Because of increase in engine powers and severer environmental regulations of exhaust gases, piston rings having ion-plated, hard chromium nitride coatings for high scuffing resistance and wear resistance have long been used. Because piston rings used in severe environment in engines should have long lives, hard coatings are required to be as thick as 10-60 μm. Because Cr has a relatively high vapor pressure among metals, a chromium nitride coating can be formed to a required thickness relatively easily, so that it has been conveniently used in the piston ring industry.
Because such chromium nitride is generally hard but is easily broken, various measures such as crystal orientation control, structure control, porosity control, the addition of third elements, etc., have been conducted. However, there is recently demand to further improve the thermal conductivity of CrN, because recent trend of higher compression ratios and higher loads in engine specifications causes new problems of higher combustion chamber temperatures and knocking. In addition, when pistons are made of aluminum alloys (hereinafter called simply “aluminum”), softened aluminum causes the wearing of ring grooves and is adhered to piston rings. To tackle this problem, heat is required to be dissipated from pistons to cooled cylinder walls through piston rings, by effectively utilizing the thermal conduction of piston rings. However, CrN with low thermal conductivity hinders the thermal conduction of piston rings. Non-Patent Reference 1 reports that the thermal conductivity of CrN is 0.0261-0.0307 cal/cm·sec·deg (corresponding to 10.9-12.9 W/m·K by SI), and Non-Patent Reference 2 reports that the thermal conductivity (room temperature) of a thin CrN film of about 3 μm is about 2 W/m·K when measured by a light pulse thermoreflectance method. Though the thermal conductivity is measured in planar and thickness directions, it is difficult to measure the thermal conductivity of a coating of several tens of μm in a thickness direction. Apart from such difficulty, it is considerably lower than the thermal conductivity of 20-30 W/m·K of SUS440B and SUS420J2, typical steels for piston rings, and such low thermal conductivity is considered a large factor of hindering the thermal conduction.

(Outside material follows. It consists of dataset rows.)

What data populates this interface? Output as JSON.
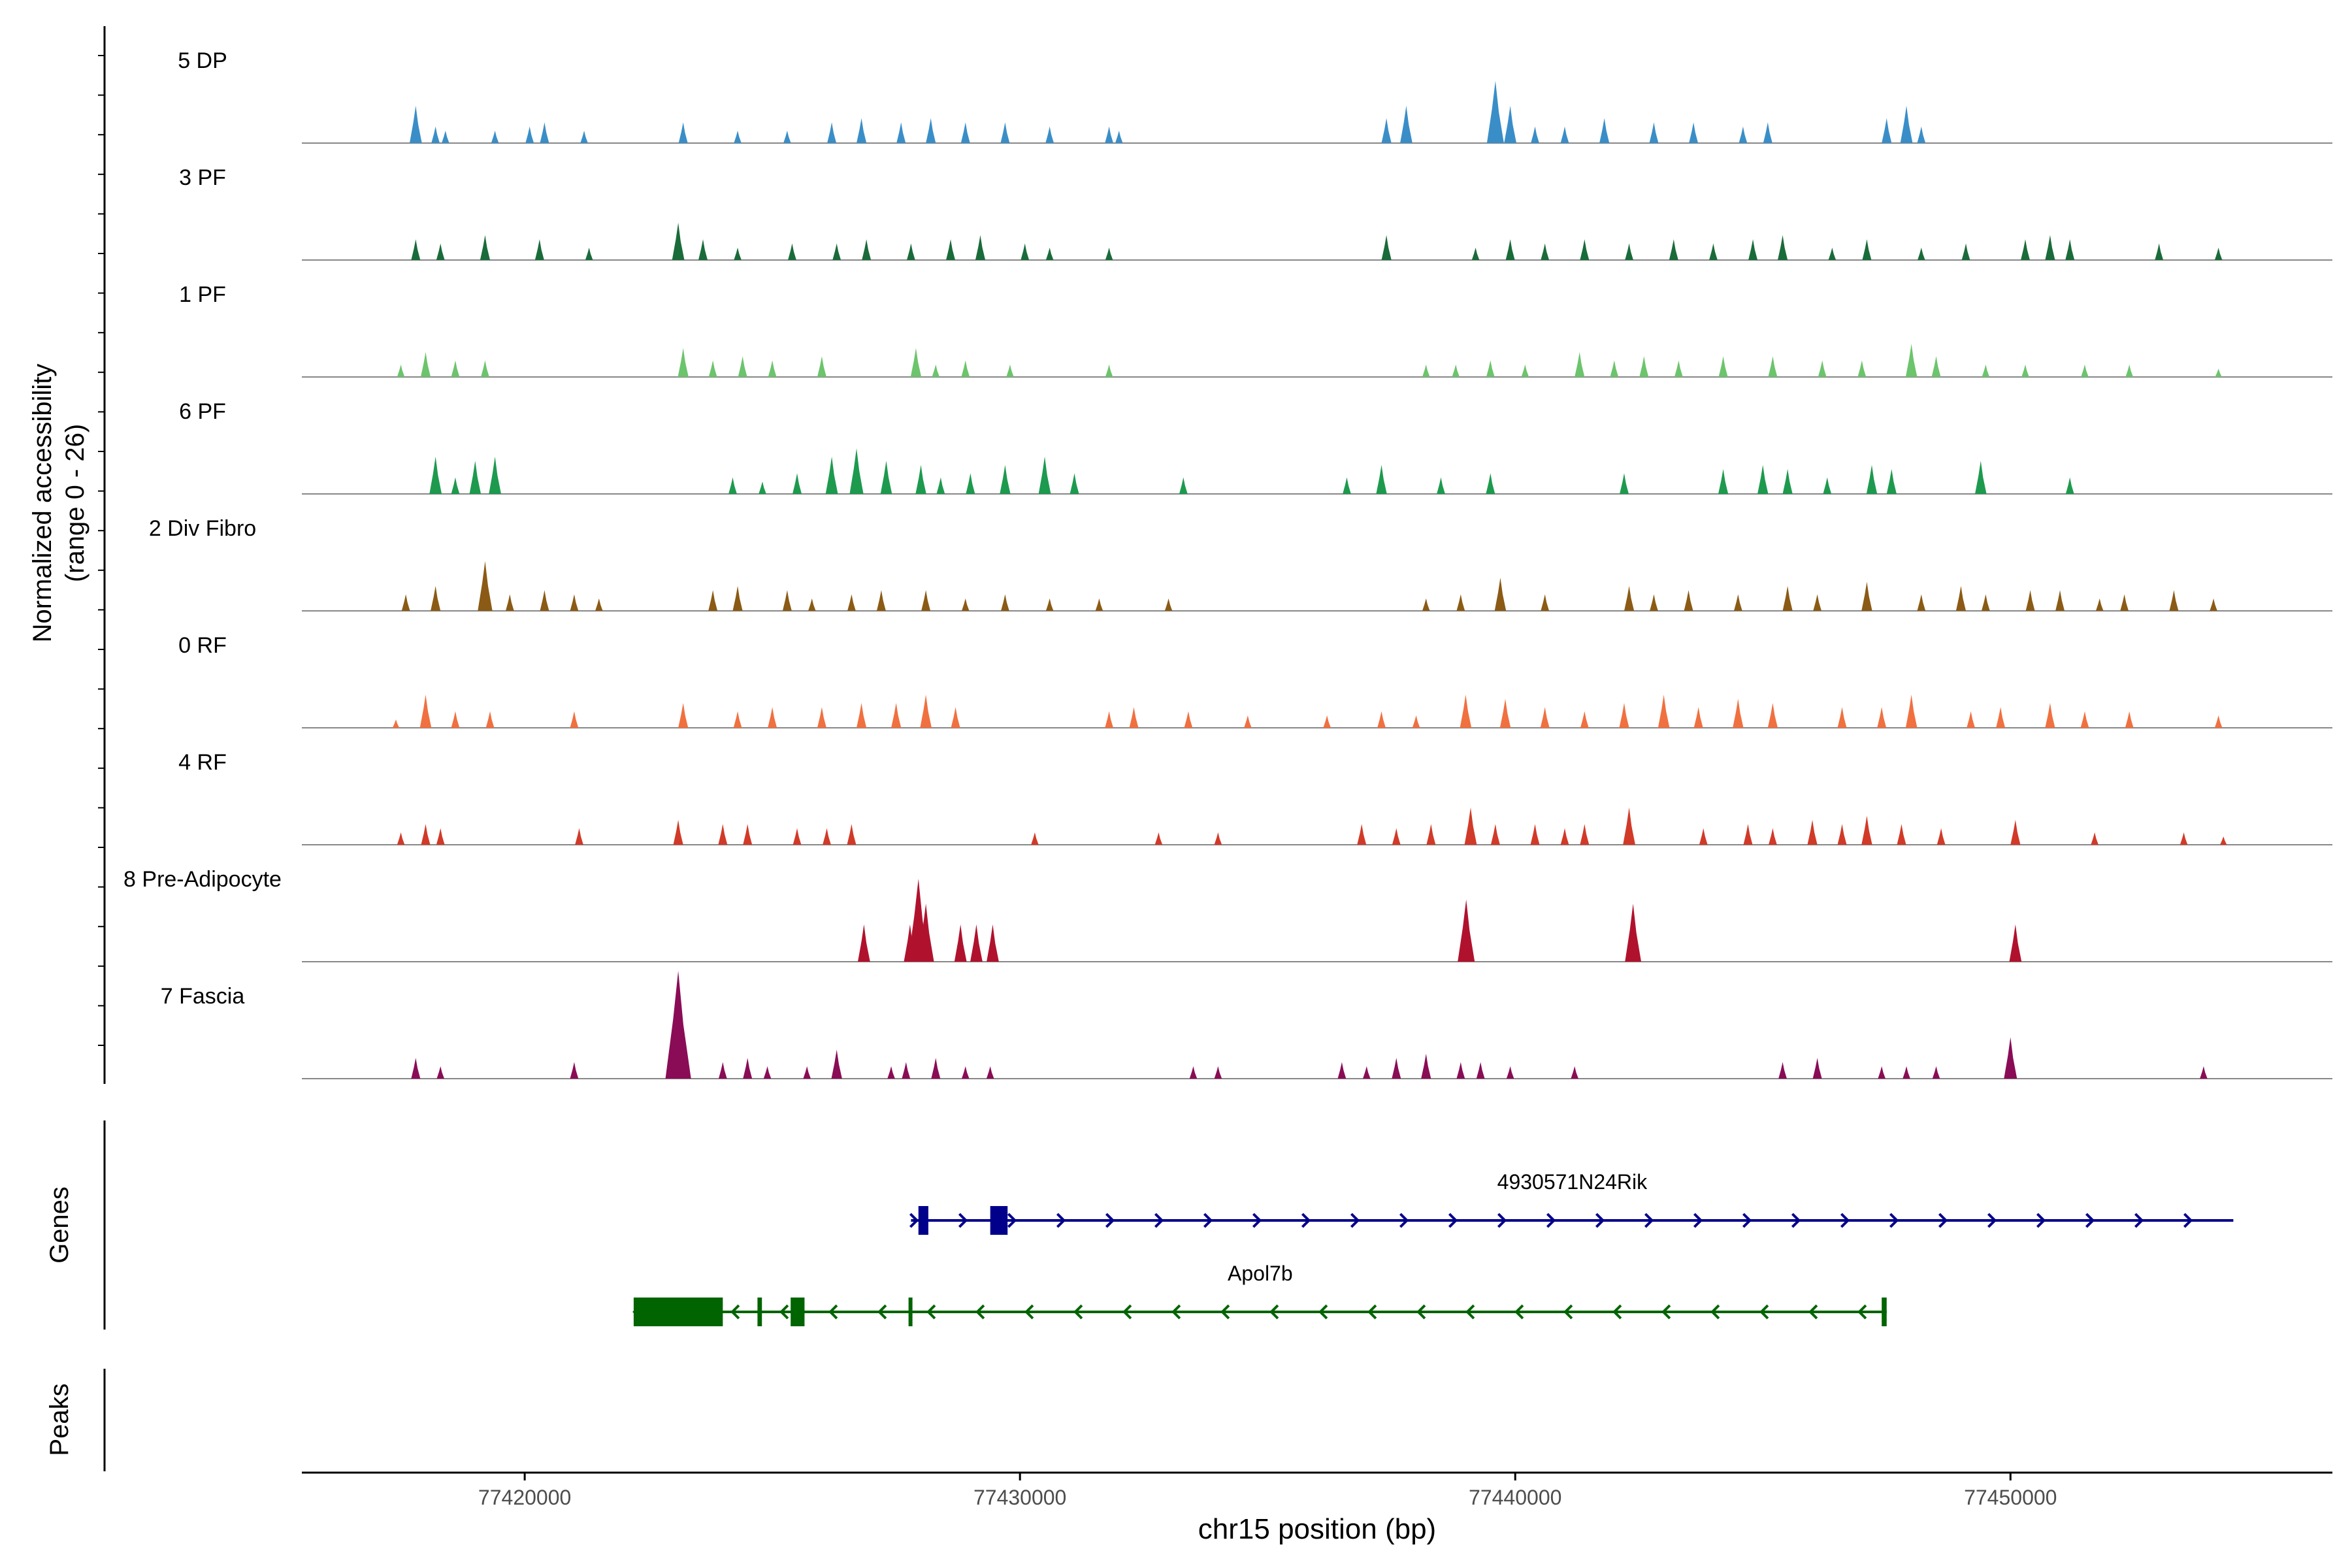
{
  "chart_data": {
    "type": "area",
    "title": "",
    "y_axis_title_line1": "Normalized accessibility",
    "y_axis_title_line2": "(range 0 - 26)",
    "ylim": [
      0,
      26
    ],
    "xlabel": "chr15 position (bp)",
    "xlim": [
      77415500,
      77456500
    ],
    "x_ticks": [
      77420000,
      77430000,
      77440000,
      77450000
    ],
    "x_tick_labels": [
      "77420000",
      "77430000",
      "77440000",
      "77450000"
    ],
    "genes_track_label": "Genes",
    "peaks_track_label": "Peaks",
    "tracks": [
      {
        "name": "5 DP",
        "color": "#3a8ec8",
        "peaks": [
          [
            77417800,
            9
          ],
          [
            77418200,
            4
          ],
          [
            77418400,
            3
          ],
          [
            77419400,
            3
          ],
          [
            77420100,
            4
          ],
          [
            77420400,
            5
          ],
          [
            77421200,
            3
          ],
          [
            77423200,
            5
          ],
          [
            77424300,
            3
          ],
          [
            77425300,
            3
          ],
          [
            77426200,
            5
          ],
          [
            77426800,
            6
          ],
          [
            77427600,
            5
          ],
          [
            77428200,
            6
          ],
          [
            77428900,
            5
          ],
          [
            77429700,
            5
          ],
          [
            77430600,
            4
          ],
          [
            77431800,
            4
          ],
          [
            77432000,
            3
          ],
          [
            77437400,
            6
          ],
          [
            77437800,
            9
          ],
          [
            77439600,
            15
          ],
          [
            77439900,
            9
          ],
          [
            77440400,
            4
          ],
          [
            77441000,
            4
          ],
          [
            77441800,
            6
          ],
          [
            77442800,
            5
          ],
          [
            77443600,
            5
          ],
          [
            77444600,
            4
          ],
          [
            77445100,
            5
          ],
          [
            77447500,
            6
          ],
          [
            77447900,
            9
          ],
          [
            77448200,
            4
          ]
        ]
      },
      {
        "name": "3 PF",
        "color": "#1a6b3a",
        "peaks": [
          [
            77417800,
            5
          ],
          [
            77418300,
            4
          ],
          [
            77419200,
            6
          ],
          [
            77420300,
            5
          ],
          [
            77421300,
            3
          ],
          [
            77423100,
            9
          ],
          [
            77423600,
            5
          ],
          [
            77424300,
            3
          ],
          [
            77425400,
            4
          ],
          [
            77426300,
            4
          ],
          [
            77426900,
            5
          ],
          [
            77427800,
            4
          ],
          [
            77428600,
            5
          ],
          [
            77429200,
            6
          ],
          [
            77430100,
            4
          ],
          [
            77430600,
            3
          ],
          [
            77431800,
            3
          ],
          [
            77437400,
            6
          ],
          [
            77439200,
            3
          ],
          [
            77439900,
            5
          ],
          [
            77440600,
            4
          ],
          [
            77441400,
            5
          ],
          [
            77442300,
            4
          ],
          [
            77443200,
            5
          ],
          [
            77444000,
            4
          ],
          [
            77444800,
            5
          ],
          [
            77445400,
            6
          ],
          [
            77446400,
            3
          ],
          [
            77447100,
            5
          ],
          [
            77448200,
            3
          ],
          [
            77449100,
            4
          ],
          [
            77450300,
            5
          ],
          [
            77450800,
            6
          ],
          [
            77451200,
            5
          ],
          [
            77453000,
            4
          ],
          [
            77454200,
            3
          ]
        ]
      },
      {
        "name": "1 PF",
        "color": "#6cc46c",
        "peaks": [
          [
            77417500,
            3
          ],
          [
            77418000,
            6
          ],
          [
            77418600,
            4
          ],
          [
            77419200,
            4
          ],
          [
            77423200,
            7
          ],
          [
            77423800,
            4
          ],
          [
            77424400,
            5
          ],
          [
            77425000,
            4
          ],
          [
            77426000,
            5
          ],
          [
            77427900,
            7
          ],
          [
            77428300,
            3
          ],
          [
            77428900,
            4
          ],
          [
            77429800,
            3
          ],
          [
            77431800,
            3
          ],
          [
            77438200,
            3
          ],
          [
            77438800,
            3
          ],
          [
            77439500,
            4
          ],
          [
            77440200,
            3
          ],
          [
            77441300,
            6
          ],
          [
            77442000,
            4
          ],
          [
            77442600,
            5
          ],
          [
            77443300,
            4
          ],
          [
            77444200,
            5
          ],
          [
            77445200,
            5
          ],
          [
            77446200,
            4
          ],
          [
            77447000,
            4
          ],
          [
            77448000,
            8
          ],
          [
            77448500,
            5
          ],
          [
            77449500,
            3
          ],
          [
            77450300,
            3
          ],
          [
            77451500,
            3
          ],
          [
            77452400,
            3
          ],
          [
            77454200,
            2
          ]
        ]
      },
      {
        "name": "6 PF",
        "color": "#1d9a4e",
        "peaks": [
          [
            77418200,
            9
          ],
          [
            77418600,
            4
          ],
          [
            77419000,
            8
          ],
          [
            77419400,
            9
          ],
          [
            77424200,
            4
          ],
          [
            77424800,
            3
          ],
          [
            77425500,
            5
          ],
          [
            77426200,
            9
          ],
          [
            77426700,
            11
          ],
          [
            77427300,
            8
          ],
          [
            77428000,
            7
          ],
          [
            77428400,
            4
          ],
          [
            77429000,
            5
          ],
          [
            77429700,
            7
          ],
          [
            77430500,
            9
          ],
          [
            77431100,
            5
          ],
          [
            77433300,
            4
          ],
          [
            77436600,
            4
          ],
          [
            77437300,
            7
          ],
          [
            77438500,
            4
          ],
          [
            77439500,
            5
          ],
          [
            77442200,
            5
          ],
          [
            77444200,
            6
          ],
          [
            77445000,
            7
          ],
          [
            77445500,
            6
          ],
          [
            77446300,
            4
          ],
          [
            77447200,
            7
          ],
          [
            77447600,
            6
          ],
          [
            77449400,
            8
          ],
          [
            77451200,
            4
          ]
        ]
      },
      {
        "name": "2 Div Fibro",
        "color": "#8b5a14",
        "peaks": [
          [
            77417600,
            4
          ],
          [
            77418200,
            6
          ],
          [
            77419200,
            12
          ],
          [
            77419700,
            4
          ],
          [
            77420400,
            5
          ],
          [
            77421000,
            4
          ],
          [
            77421500,
            3
          ],
          [
            77423800,
            5
          ],
          [
            77424300,
            6
          ],
          [
            77425300,
            5
          ],
          [
            77425800,
            3
          ],
          [
            77426600,
            4
          ],
          [
            77427200,
            5
          ],
          [
            77428100,
            5
          ],
          [
            77428900,
            3
          ],
          [
            77429700,
            4
          ],
          [
            77430600,
            3
          ],
          [
            77431600,
            3
          ],
          [
            77433000,
            3
          ],
          [
            77438200,
            3
          ],
          [
            77438900,
            4
          ],
          [
            77439700,
            8
          ],
          [
            77440600,
            4
          ],
          [
            77442300,
            6
          ],
          [
            77442800,
            4
          ],
          [
            77443500,
            5
          ],
          [
            77444500,
            4
          ],
          [
            77445500,
            6
          ],
          [
            77446100,
            4
          ],
          [
            77447100,
            7
          ],
          [
            77448200,
            4
          ],
          [
            77449000,
            6
          ],
          [
            77449500,
            4
          ],
          [
            77450400,
            5
          ],
          [
            77451000,
            5
          ],
          [
            77451800,
            3
          ],
          [
            77452300,
            4
          ],
          [
            77453300,
            5
          ],
          [
            77454100,
            3
          ]
        ]
      },
      {
        "name": "0 RF",
        "color": "#f07040",
        "peaks": [
          [
            77417400,
            2
          ],
          [
            77418000,
            8
          ],
          [
            77418600,
            4
          ],
          [
            77419300,
            4
          ],
          [
            77421000,
            4
          ],
          [
            77423200,
            6
          ],
          [
            77424300,
            4
          ],
          [
            77425000,
            5
          ],
          [
            77426000,
            5
          ],
          [
            77426800,
            6
          ],
          [
            77427500,
            6
          ],
          [
            77428100,
            8
          ],
          [
            77428700,
            5
          ],
          [
            77431800,
            4
          ],
          [
            77432300,
            5
          ],
          [
            77433400,
            4
          ],
          [
            77434600,
            3
          ],
          [
            77436200,
            3
          ],
          [
            77437300,
            4
          ],
          [
            77438000,
            3
          ],
          [
            77439000,
            8
          ],
          [
            77439800,
            7
          ],
          [
            77440600,
            5
          ],
          [
            77441400,
            4
          ],
          [
            77442200,
            6
          ],
          [
            77443000,
            8
          ],
          [
            77443700,
            5
          ],
          [
            77444500,
            7
          ],
          [
            77445200,
            6
          ],
          [
            77446600,
            5
          ],
          [
            77447400,
            5
          ],
          [
            77448000,
            8
          ],
          [
            77449200,
            4
          ],
          [
            77449800,
            5
          ],
          [
            77450800,
            6
          ],
          [
            77451500,
            4
          ],
          [
            77452400,
            4
          ],
          [
            77454200,
            3
          ]
        ]
      },
      {
        "name": "4 RF",
        "color": "#d13a28",
        "peaks": [
          [
            77417500,
            3
          ],
          [
            77418000,
            5
          ],
          [
            77418300,
            4
          ],
          [
            77421100,
            4
          ],
          [
            77423100,
            6
          ],
          [
            77424000,
            5
          ],
          [
            77424500,
            5
          ],
          [
            77425500,
            4
          ],
          [
            77426100,
            4
          ],
          [
            77426600,
            5
          ],
          [
            77430300,
            3
          ],
          [
            77432800,
            3
          ],
          [
            77434000,
            3
          ],
          [
            77436900,
            5
          ],
          [
            77437600,
            4
          ],
          [
            77438300,
            5
          ],
          [
            77439100,
            9
          ],
          [
            77439600,
            5
          ],
          [
            77440400,
            5
          ],
          [
            77441000,
            4
          ],
          [
            77441400,
            5
          ],
          [
            77442300,
            9
          ],
          [
            77443800,
            4
          ],
          [
            77444700,
            5
          ],
          [
            77445200,
            4
          ],
          [
            77446000,
            6
          ],
          [
            77446600,
            5
          ],
          [
            77447100,
            7
          ],
          [
            77447800,
            5
          ],
          [
            77448600,
            4
          ],
          [
            77450100,
            6
          ],
          [
            77451700,
            3
          ],
          [
            77453500,
            3
          ],
          [
            77454300,
            2
          ]
        ]
      },
      {
        "name": "8 Pre-Adipocyte",
        "color": "#b0122e",
        "peaks": [
          [
            77426850,
            9
          ],
          [
            77427780,
            9
          ],
          [
            77427950,
            20
          ],
          [
            77428100,
            14
          ],
          [
            77428800,
            9
          ],
          [
            77429120,
            9
          ],
          [
            77429450,
            9
          ],
          [
            77439010,
            15
          ],
          [
            77442380,
            14
          ],
          [
            77450100,
            9
          ]
        ]
      },
      {
        "name": "7 Fascia",
        "color": "#8a0c56",
        "peaks": [
          [
            77417800,
            5
          ],
          [
            77418300,
            3
          ],
          [
            77421000,
            4
          ],
          [
            77423100,
            26
          ],
          [
            77424000,
            4
          ],
          [
            77424500,
            5
          ],
          [
            77424900,
            3
          ],
          [
            77425700,
            3
          ],
          [
            77426300,
            7
          ],
          [
            77427400,
            3
          ],
          [
            77427700,
            4
          ],
          [
            77428300,
            5
          ],
          [
            77428900,
            3
          ],
          [
            77429400,
            3
          ],
          [
            77433500,
            3
          ],
          [
            77434000,
            3
          ],
          [
            77436500,
            4
          ],
          [
            77437000,
            3
          ],
          [
            77437600,
            5
          ],
          [
            77438200,
            6
          ],
          [
            77438900,
            4
          ],
          [
            77439300,
            4
          ],
          [
            77439900,
            3
          ],
          [
            77441200,
            3
          ],
          [
            77445400,
            4
          ],
          [
            77446100,
            5
          ],
          [
            77447400,
            3
          ],
          [
            77447900,
            3
          ],
          [
            77448500,
            3
          ],
          [
            77450000,
            10
          ],
          [
            77453900,
            3
          ]
        ]
      }
    ],
    "genes": [
      {
        "name": "4930571N24Rik",
        "color": "#00008b",
        "strand": "+",
        "start": 77427800,
        "end": 77454500,
        "exons": [
          [
            77427950,
            77428150
          ],
          [
            77429400,
            77429750
          ]
        ]
      },
      {
        "name": "Apol7b",
        "color": "#006400",
        "strand": "-",
        "start": 77422200,
        "end": 77447500,
        "exons": [
          [
            77422200,
            77424000
          ],
          [
            77424700,
            77424790
          ],
          [
            77425370,
            77425650
          ],
          [
            77427750,
            77427820
          ],
          [
            77447400,
            77447500
          ]
        ]
      }
    ]
  }
}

Titanium nitride (TiN) has also been proposed for hard coatings for piston rings, and actually used in some of piston rings. The thermal conductivity of TiN is 0.07 cal/cm·sec·deg (room temperature) (corresponding to 29.3 W/m·K by SI) in Non-Patent Reference 1, and 11.9 W/m·K in Non-Patent Reference 2, 3-6 times as high as that of CrN. However, it has extremely high residual compression stress inside the coating, which suffers cracking, breakage, peeling, etc. when it is thick. Accordingly, TiN cannot actually be coated to a thickness required for piston rings. Patent Reference 1 describes that the control of TiN to have a columnar crystal structure provides a TiN coating with smaller residual stress, enabling the TiN coating as thick as 80 μm at maximum, and that having a predominant orientation in a (111) or (200) plane in parallel to the coating surface is particularly preferable from the aspect of scuffing resistance.
Patent Reference 2 describes that mere increase in the intensity ratio of a (111) plane in a TiN film may not provide sufficient wear resistance, and that excellent wear resistance is obtained by increasing the intensity ratio of a (111) plane and reducing the intensity ratio of a (220) plane in X-ray diffraction.
Though the orientation of a (111) plane, a surface of a close-packed structure of TiN, in parallel to the coating surface is effective for improving the scuffing resistance and wear resistance as described in Patent References 1 and 2, TiN coatings with such orientation actually have large residual stress as described above, difficult to be used for piston rings. For example, even if a TiN coating as thick as up to 30 μm were formed, the peeling of the coating, etc. would occur when actually used for piston rings.